By contrast, we may be looking at 2 years or more where the growth could be in the range of 2.0 percent or even less. When we have 9.1 percent unemployment, this is an outrage. If we get people applauding because at least we are not seeing a double dip, then we have to calmly escort these ignorant beings to somewhere far away from economic policy discussions. They clearly do not have a clue and need to try a different line of work.
Finally, it is 100 percent nonsense to say that the government is out of policy options. We can do more stimulus. The financial markets are yelling at the government at the top of their lungs saying “borrow more money.” That’s what 2.6 percent interest rate on 10-year Treasury bonds means. There are balanced-budget worshipping politicians who say that the government can’t do anything, but this is not true and the NYT has no business repeating it.
The Fed could also do more. For some reason the article does not mention policies that Ben Bernanke has himself suggested: targeting a long-term interest rate (e.g. a 1.0 percent 5-year Treasury rate) or a higher rate of inflation (e.g. 3-4 percent). The former was mentioned by Bernanke at his Jackson Hole speech last summer; the latter in a paper that he wrote while still a professor at Princeton. Both could help to boost demand and create jobs.

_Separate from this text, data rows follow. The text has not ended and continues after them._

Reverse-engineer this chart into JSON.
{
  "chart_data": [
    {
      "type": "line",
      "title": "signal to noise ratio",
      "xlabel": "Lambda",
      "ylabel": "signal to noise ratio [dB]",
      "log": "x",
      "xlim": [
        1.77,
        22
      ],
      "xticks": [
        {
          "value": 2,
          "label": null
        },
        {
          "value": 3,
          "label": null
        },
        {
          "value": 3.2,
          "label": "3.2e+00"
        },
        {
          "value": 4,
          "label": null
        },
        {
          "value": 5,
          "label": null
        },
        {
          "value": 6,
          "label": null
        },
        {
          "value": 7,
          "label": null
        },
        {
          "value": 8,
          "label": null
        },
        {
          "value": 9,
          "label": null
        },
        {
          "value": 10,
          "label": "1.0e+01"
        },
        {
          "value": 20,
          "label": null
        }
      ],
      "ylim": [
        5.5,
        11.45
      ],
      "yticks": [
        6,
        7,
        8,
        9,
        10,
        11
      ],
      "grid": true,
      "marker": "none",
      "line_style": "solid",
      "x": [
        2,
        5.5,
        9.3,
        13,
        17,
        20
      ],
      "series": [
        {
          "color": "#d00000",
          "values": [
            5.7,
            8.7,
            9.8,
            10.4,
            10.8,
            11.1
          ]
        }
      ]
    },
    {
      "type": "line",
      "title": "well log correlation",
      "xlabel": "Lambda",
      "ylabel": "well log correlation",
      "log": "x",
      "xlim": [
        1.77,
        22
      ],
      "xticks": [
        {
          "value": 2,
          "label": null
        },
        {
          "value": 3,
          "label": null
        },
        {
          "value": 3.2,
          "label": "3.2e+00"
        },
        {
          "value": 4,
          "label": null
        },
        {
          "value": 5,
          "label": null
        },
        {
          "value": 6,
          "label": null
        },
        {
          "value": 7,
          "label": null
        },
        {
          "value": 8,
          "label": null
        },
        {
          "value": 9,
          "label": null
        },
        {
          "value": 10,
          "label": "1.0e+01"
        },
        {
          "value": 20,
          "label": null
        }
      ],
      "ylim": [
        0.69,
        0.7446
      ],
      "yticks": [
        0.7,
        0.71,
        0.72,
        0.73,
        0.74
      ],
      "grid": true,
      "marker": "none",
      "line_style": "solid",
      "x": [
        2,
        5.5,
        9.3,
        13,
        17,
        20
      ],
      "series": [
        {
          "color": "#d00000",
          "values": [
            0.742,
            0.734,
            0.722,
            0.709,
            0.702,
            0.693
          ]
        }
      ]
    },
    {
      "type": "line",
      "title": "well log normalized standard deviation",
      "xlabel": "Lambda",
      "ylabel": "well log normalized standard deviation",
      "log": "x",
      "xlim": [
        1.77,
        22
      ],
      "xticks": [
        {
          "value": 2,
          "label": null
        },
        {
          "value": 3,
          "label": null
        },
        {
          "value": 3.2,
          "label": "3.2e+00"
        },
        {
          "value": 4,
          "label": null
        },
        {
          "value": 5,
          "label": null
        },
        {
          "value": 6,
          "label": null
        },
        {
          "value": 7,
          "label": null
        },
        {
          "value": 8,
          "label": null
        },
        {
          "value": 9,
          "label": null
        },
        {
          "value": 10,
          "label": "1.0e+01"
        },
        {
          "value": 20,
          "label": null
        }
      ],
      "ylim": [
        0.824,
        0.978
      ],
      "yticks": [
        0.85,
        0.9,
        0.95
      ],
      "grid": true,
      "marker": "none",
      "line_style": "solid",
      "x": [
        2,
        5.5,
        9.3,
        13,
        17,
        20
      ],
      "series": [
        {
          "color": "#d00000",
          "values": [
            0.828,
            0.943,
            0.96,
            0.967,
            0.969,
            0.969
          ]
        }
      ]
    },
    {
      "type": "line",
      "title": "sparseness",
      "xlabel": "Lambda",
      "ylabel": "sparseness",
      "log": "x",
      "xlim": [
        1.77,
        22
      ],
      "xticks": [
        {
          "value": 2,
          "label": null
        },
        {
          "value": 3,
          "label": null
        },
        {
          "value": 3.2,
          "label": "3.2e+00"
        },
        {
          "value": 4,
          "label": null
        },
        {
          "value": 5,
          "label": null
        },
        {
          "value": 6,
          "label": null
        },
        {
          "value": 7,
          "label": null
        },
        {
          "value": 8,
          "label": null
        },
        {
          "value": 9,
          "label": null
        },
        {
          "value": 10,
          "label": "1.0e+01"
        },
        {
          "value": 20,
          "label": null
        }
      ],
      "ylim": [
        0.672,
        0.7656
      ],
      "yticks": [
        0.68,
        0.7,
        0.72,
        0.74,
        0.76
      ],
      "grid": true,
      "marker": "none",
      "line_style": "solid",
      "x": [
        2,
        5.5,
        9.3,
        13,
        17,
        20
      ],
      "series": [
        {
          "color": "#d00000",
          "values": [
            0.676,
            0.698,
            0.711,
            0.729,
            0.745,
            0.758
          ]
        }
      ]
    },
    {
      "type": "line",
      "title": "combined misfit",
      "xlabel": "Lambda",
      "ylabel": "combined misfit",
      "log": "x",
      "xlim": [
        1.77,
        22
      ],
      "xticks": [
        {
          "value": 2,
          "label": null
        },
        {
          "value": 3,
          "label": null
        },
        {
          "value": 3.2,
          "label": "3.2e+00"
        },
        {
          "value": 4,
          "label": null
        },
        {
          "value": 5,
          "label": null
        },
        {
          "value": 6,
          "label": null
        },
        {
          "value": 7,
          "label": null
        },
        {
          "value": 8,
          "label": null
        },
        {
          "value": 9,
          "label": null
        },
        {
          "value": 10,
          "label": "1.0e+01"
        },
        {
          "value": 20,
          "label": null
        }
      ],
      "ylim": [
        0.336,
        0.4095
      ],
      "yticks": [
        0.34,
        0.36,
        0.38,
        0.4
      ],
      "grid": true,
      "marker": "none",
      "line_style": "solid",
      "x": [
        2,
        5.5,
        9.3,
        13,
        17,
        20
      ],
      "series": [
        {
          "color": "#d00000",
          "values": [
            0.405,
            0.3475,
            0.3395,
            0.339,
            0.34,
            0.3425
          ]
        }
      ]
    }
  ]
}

The government could also try to create jobs by taking steps to lower the value of the dollar. The Chinese government has been making threats that it will stop buying up U.S. government debt if we don’t take their advice. The Obama administration could ask what they most want and then do the exact opposite. If the Chinese government stops buying U.S. assets then the dollar will fall against the yuan. This is equivalent to imposing a tariff on Chinese imports and giving a subsidy to U.S. exports. In other words, it should lead to a burst in net exports which will lift the economy and create jobs.
Finally, the government could promote work sharing. Every month employers lay off or fire 2 million workers. If the government gave incentives so that employers were persuaded to shorten hours rather dump employees, and this reduced this figure by 10 percent, it would be equivalent to creating another 200,000 jobs per month.
In short, there is much that the government can do to create jobs. It is understandable that incumbent politicians would want to push the “nothing we can do line” to justify their own failings, however news outlets have no business passing along these excuses which are not true.